Ectopic Expression of Maize Plastidic Methionine Sulfoxide Reductase ZmMSRB1 Enhances Salinity Stress Tolerance in Arabidopsis thaliana

Plant methionine sulfoxide reductases (MSRs) can repair oxidative damage done to intracellular proteins and, therefore, play an active role in the response to abiotic stress. However, the function of MSR homologs in maize has not been reported, to the best of our knowledge. In a previous study, we reported that ZmMSRB1 can be induced by salinity stress. In this study, we revealed that ZmMSRB1 is localized to chloroplasts and belongs to the MSRB sub-family. Characterization of an Arabidopsis thaliana msrb1 mutant and lines with ectopic expression of MSRB1 indicated that MSRB1 contributes to tolerance of salinity stress. Overexpression of ZmMSRB1 in Arabidopsis seedlings significantly decreased reactive oxygen species (ROS) accumulation by leading to the downregulation of ROS-generating genes and upregulation of ROS-scavenging genes, which resulted in a significant increase in ROS-scavenging protein activity.
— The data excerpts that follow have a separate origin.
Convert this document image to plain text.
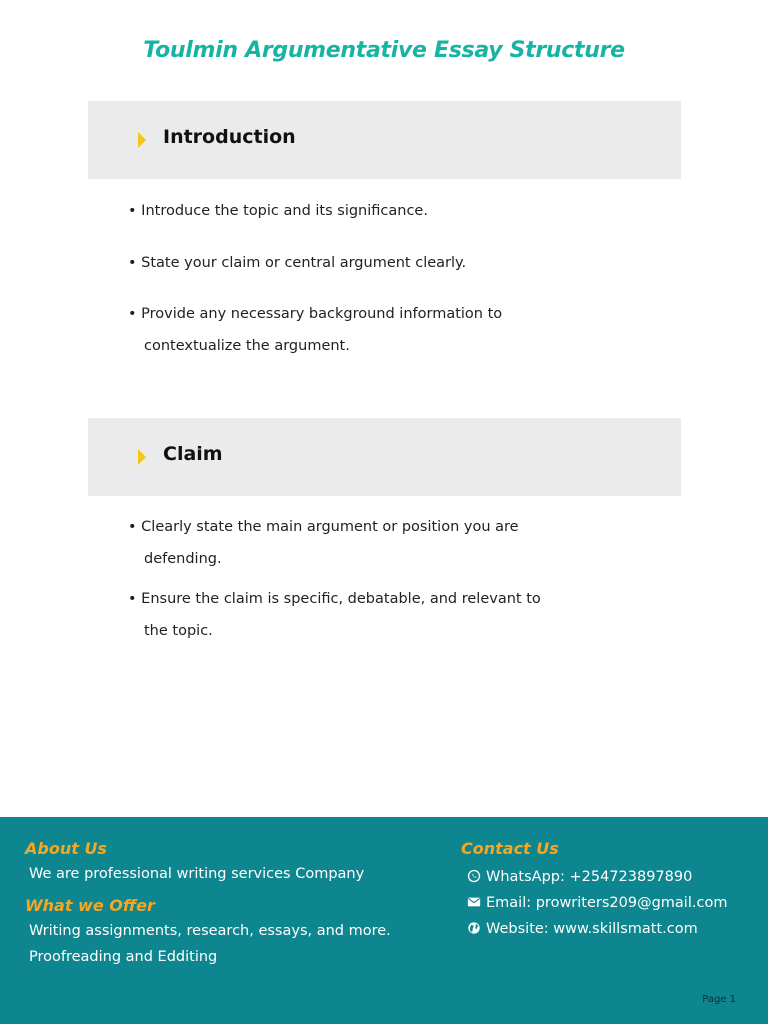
Toulmin Argumentative Essay Structure
Introduction
• Introduce the topic and its significance.
• State your claim or central argument clearly.
• Provide any necessary background information to
contextualize the argument.
Claim
• Clearly state the main argument or position you are
defending.
• Ensure the claim is specific, debatable, and relevant to
the topic.
About Us
We are professional writing services Company
What we Offer
Writing assignments, research, essays, and more.
Proofreading and Edditing
Contact Us
WhatsApp: +254723897890
Email: prowriters209@gmail.com
Website: www.skillsmatt.com
Page 1
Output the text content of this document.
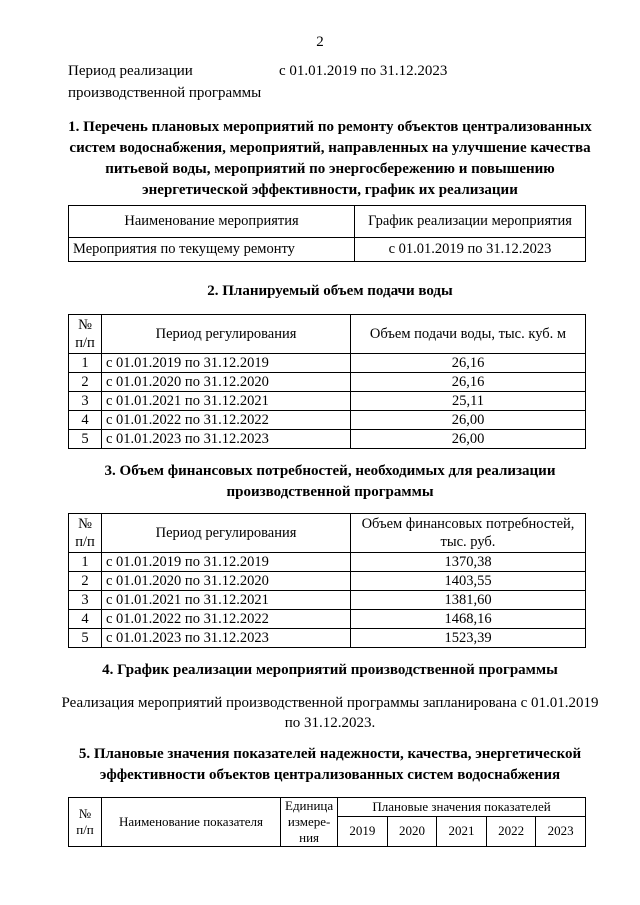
2
Период реализации производственной программы
с 01.01.2019 по 31.12.2023
1. Перечень плановых мероприятий по ремонту объектов централизованных систем водоснабжения, мероприятий, направленных на улучшение качества питьевой воды, мероприятий по энергосбережению и повышению энергетической эффективности, график их реализации
Наименование мероприятия	График реализации мероприятия
Мероприятия по текущему ремонту	с 01.01.2019 по 31.12.2023
2. Планируемый объем подачи воды
№ п/п	Период регулирования	Объем подачи воды, тыс. куб. м
1	с 01.01.2019 по 31.12.2019	26,16
2	с 01.01.2020 по 31.12.2020	26,16
3	с 01.01.2021 по 31.12.2021	25,11
4	с 01.01.2022 по 31.12.2022	26,00
5	с 01.01.2023 по 31.12.2023	26,00
3. Объем финансовых потребностей, необходимых для реализации производственной программы
№ п/п	Период регулирования	Объем финансовых потребностей, тыс. руб.
1	с 01.01.2019 по 31.12.2019	1370,38
2	с 01.01.2020 по 31.12.2020	1403,55
3	с 01.01.2021 по 31.12.2021	1381,60
4	с 01.01.2022 по 31.12.2022	1468,16
5	с 01.01.2023 по 31.12.2023	1523,39
4. График реализации мероприятий производственной программы
Реализация мероприятий производственной программы запланирована с 01.01.2019 по 31.12.2023.
5. Плановые значения показателей надежности, качества, энергетической эффективности объектов централизованных систем водоснабжения
№ п/п	Наименование показателя	Единица измере-ния	Плановые значения показателей				
			2019	2020	2021	2022	2023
ZmMSRB1 overexpression was also found to enhance the expression of Salt Overly Sensitive genes, which maintain intracellular K⁺/Na⁺ balance. Furthermore, it resulted in the promotion of expression of key genes involved in glucose metabolism, increasing the soluble sugar content in the leaves. The ZmMSRB1 protein was observed to physically interact with glutathione S-transferase ZmGSTF8 in a yeast two-hybrid assay. GST catalyzes the conjugation of glutathione (GSH) to other compounds, counteracting oxidative damage to cells in vivo. When GSH synthesis was disrupted, the ZmMSRB1-induced response to salinity stress was partially impaired. Together, the findings of the present study indicate that maize MSRB1 promotes resistance to salinity stress by regulating Na⁺/K⁺ transport, soluble sugar content, and ROS levels in A. thaliana.